1 March 2021
“Your silence does not provide for you”. BBC Africa Live’s African proverb of the day – a Luo proverb sent by Patrick Ochieng in Nairobi, Kenya.
Congo-Kinshasa: Despite Tshisekedi’s lip service, Grand Inga on the lower Congo river does not seem to be going anywhere. There is no transparency at all. No financing, no future customers for the electricity generated… “A forthcoming Institute for Security Studies report argues that (…) Kinshasa should ‘focus on the fundamentals’ of governance, which includes comprehensive household electrification through renewables, using mini- and off-grid electricity solutions. This would provide significantly more benefits than large capital investments on the government balance sheet such as the pursuit of Grand Inga beyond Inga 3.”
https://issafrica.org/iss-today/can-tshisekedi-really-revive-grand-inga?utm_source=BenchmarkEmail&utm_campaign=ISS_Weekly_FR&utm_medium=email
Eritrea/migration: At least before the Tigray conflict, Ethiopian refugee camps offered safe space, but not a desirable future, that is why Eritrean refugees “risk falling prey to human traffickers, abuse, detention and death” in trying to reach Europe.

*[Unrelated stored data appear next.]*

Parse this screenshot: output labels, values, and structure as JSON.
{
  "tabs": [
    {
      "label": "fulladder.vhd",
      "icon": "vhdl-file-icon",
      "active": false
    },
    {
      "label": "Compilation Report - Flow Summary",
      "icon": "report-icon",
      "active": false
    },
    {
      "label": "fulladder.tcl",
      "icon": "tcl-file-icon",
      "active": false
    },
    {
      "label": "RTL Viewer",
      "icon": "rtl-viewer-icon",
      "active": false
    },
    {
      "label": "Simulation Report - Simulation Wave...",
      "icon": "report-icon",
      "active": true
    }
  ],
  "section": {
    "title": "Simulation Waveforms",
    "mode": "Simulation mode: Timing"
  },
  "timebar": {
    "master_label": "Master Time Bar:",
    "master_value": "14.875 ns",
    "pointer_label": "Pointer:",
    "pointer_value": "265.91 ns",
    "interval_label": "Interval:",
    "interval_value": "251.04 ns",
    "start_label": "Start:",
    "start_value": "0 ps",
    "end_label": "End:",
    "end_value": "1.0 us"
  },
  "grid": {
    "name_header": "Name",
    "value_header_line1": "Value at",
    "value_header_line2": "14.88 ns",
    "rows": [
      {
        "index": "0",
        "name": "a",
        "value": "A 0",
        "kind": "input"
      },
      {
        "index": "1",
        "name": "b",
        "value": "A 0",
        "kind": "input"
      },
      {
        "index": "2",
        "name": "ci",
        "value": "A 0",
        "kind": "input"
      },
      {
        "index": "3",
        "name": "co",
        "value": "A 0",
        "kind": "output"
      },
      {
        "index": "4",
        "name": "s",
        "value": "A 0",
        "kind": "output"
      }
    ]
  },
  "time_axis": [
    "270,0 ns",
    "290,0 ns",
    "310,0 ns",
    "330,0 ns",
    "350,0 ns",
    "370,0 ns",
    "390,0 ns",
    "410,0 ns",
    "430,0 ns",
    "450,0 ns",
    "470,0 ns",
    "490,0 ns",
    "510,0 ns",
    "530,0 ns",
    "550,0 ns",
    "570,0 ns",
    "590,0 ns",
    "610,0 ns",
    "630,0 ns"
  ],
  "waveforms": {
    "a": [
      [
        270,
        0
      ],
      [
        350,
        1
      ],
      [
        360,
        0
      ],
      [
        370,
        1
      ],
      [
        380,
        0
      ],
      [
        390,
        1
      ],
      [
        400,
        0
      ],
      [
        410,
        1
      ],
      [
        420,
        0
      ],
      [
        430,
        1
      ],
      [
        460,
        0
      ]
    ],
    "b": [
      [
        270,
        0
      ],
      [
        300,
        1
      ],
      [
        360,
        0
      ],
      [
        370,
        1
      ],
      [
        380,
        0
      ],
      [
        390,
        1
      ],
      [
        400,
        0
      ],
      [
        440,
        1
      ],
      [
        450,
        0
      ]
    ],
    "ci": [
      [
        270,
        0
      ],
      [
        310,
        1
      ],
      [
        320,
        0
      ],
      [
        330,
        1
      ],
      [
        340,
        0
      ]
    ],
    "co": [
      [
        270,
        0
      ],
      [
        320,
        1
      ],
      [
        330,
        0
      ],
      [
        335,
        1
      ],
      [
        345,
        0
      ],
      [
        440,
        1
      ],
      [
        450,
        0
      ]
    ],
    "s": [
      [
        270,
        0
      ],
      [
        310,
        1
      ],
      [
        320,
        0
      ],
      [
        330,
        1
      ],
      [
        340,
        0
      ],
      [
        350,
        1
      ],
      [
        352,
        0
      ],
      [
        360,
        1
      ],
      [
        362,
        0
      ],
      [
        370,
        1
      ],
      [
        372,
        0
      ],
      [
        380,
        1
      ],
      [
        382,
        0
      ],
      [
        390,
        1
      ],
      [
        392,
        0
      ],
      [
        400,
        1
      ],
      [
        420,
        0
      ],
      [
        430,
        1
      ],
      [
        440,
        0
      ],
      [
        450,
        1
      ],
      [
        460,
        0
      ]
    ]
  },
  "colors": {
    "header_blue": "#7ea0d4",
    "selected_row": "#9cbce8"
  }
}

The article’s authors undertook research from 2016 to 2019 and “discovered that although refugees are aware of the risks of leaving, there are risks to staying, including the despair of being stuck in ‘camp time’ with no prospects for a future.” In Ethiopia itself, the refugees are mostly restricted to camps with little real-life perspectives.

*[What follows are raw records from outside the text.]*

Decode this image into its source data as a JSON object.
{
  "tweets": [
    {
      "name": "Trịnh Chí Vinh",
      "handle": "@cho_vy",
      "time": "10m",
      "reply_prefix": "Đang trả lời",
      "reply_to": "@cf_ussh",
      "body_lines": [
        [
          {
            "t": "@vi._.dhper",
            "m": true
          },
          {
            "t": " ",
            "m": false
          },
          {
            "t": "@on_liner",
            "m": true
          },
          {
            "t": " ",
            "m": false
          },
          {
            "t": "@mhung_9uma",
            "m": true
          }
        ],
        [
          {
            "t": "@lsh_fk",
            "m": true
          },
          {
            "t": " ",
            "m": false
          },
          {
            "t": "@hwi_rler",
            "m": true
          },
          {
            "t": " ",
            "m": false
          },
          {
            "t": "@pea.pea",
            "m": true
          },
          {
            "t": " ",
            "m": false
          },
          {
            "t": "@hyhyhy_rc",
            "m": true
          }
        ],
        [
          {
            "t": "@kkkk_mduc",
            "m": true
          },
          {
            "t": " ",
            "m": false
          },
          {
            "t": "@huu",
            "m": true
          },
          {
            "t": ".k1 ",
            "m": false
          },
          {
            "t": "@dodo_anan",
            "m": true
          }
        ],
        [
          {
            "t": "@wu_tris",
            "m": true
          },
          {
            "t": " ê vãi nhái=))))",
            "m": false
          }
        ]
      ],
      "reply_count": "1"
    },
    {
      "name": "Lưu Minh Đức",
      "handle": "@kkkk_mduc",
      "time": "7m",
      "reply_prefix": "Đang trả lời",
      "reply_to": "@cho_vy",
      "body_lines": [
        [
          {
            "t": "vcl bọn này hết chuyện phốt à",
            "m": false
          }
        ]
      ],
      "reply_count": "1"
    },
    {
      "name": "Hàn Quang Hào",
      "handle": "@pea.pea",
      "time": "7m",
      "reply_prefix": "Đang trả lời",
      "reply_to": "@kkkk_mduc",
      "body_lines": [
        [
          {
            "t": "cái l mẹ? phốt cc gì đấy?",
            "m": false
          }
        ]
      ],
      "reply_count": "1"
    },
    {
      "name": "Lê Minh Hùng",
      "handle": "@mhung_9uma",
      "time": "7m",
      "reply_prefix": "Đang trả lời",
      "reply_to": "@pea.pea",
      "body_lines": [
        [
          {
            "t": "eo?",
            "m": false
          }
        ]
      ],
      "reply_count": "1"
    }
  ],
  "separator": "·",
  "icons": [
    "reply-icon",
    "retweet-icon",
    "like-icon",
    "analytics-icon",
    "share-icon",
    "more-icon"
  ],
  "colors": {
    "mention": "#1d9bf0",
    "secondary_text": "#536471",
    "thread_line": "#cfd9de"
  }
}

https://theconversation.com/why-eritrean-refugees-choose-the-risky-migration-to-europe-155751
Zambia: Last year, the transmission lines of Copperbelt Energy Corporation were declared as a common carrier by the government. But the company had appealed against the “expropriation” and the High Court has now overturned the government’s decision.

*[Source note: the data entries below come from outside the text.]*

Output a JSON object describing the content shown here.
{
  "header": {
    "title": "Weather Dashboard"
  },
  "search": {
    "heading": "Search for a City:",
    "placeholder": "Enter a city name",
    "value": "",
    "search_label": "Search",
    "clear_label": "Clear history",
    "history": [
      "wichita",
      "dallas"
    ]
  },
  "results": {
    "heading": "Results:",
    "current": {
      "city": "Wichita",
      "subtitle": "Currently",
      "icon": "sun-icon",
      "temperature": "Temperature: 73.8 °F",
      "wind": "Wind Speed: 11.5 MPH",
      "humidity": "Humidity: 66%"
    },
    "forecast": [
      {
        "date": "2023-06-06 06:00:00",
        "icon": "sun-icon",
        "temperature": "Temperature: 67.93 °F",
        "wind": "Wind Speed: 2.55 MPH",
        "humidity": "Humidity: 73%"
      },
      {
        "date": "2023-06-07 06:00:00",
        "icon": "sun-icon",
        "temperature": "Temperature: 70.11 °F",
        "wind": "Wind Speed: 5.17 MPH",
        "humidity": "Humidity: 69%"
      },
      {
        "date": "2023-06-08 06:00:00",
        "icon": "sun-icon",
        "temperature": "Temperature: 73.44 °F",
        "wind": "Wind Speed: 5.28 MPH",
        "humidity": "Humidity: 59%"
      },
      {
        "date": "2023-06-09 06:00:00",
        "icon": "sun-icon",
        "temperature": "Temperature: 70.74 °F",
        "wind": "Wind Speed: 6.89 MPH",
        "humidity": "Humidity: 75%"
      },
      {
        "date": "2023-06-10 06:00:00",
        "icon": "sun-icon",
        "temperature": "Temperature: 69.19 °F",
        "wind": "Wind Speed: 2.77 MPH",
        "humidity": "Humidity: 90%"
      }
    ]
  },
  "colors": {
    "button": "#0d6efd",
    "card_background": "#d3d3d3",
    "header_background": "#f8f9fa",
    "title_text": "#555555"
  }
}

BBC Africa Live 01 March 2021. 10:02
Ethiopia: Two fixers (local journalists who help foreign correspondents), one working for AFP, the other for the Financial Times, have been arrested in Tigray. The arrests – unexplained so far – came one day after a warning the the government would “take measures against those misleading international media”.
BBC Africa Live 01 March 2021. 17:07
28 February 2021
Nigeria: Cryptocurrencies (currencies that only exist digitally, usually have no central issuing or regulating authority but instead use a decentralized system to record transactions and manage the issuance of new units, and that rely on cryptography to prevent counterfeiting and fraudulent transactions) such as Bitcoin are thriving in Nigeria. “A 2020 survey by data platform Statista revealed that 32% of Nigerians are users of cryptocurrencies - the highest proportion of any country in the world.” In absolute terms of cryptocurrencies traded, Nigeria is thought to be third in the world after the USA and Russia. With prices rising and the country’s currency, the naira, falling, cryptocurrencies become all the more attractive – though there is, of course, the possibility of the bubble bursting.
The central bank has been trying to regulate the cryptocurrency market since 2017 without enforcing the rules emitted, but seems to have gotten serious in 2021 and bank accounts have now been frozen due to cryptocurrency-related activity.
https://www.bbc.com/news/world-africa-56169917
Sudan: A Russian warship has docked in port Sudan. This looks like an advance notice of the building of a Russian naval base in Port Sudan with 300 military and civilian personnel, a base where nuclear-powered vessels will be able to dock.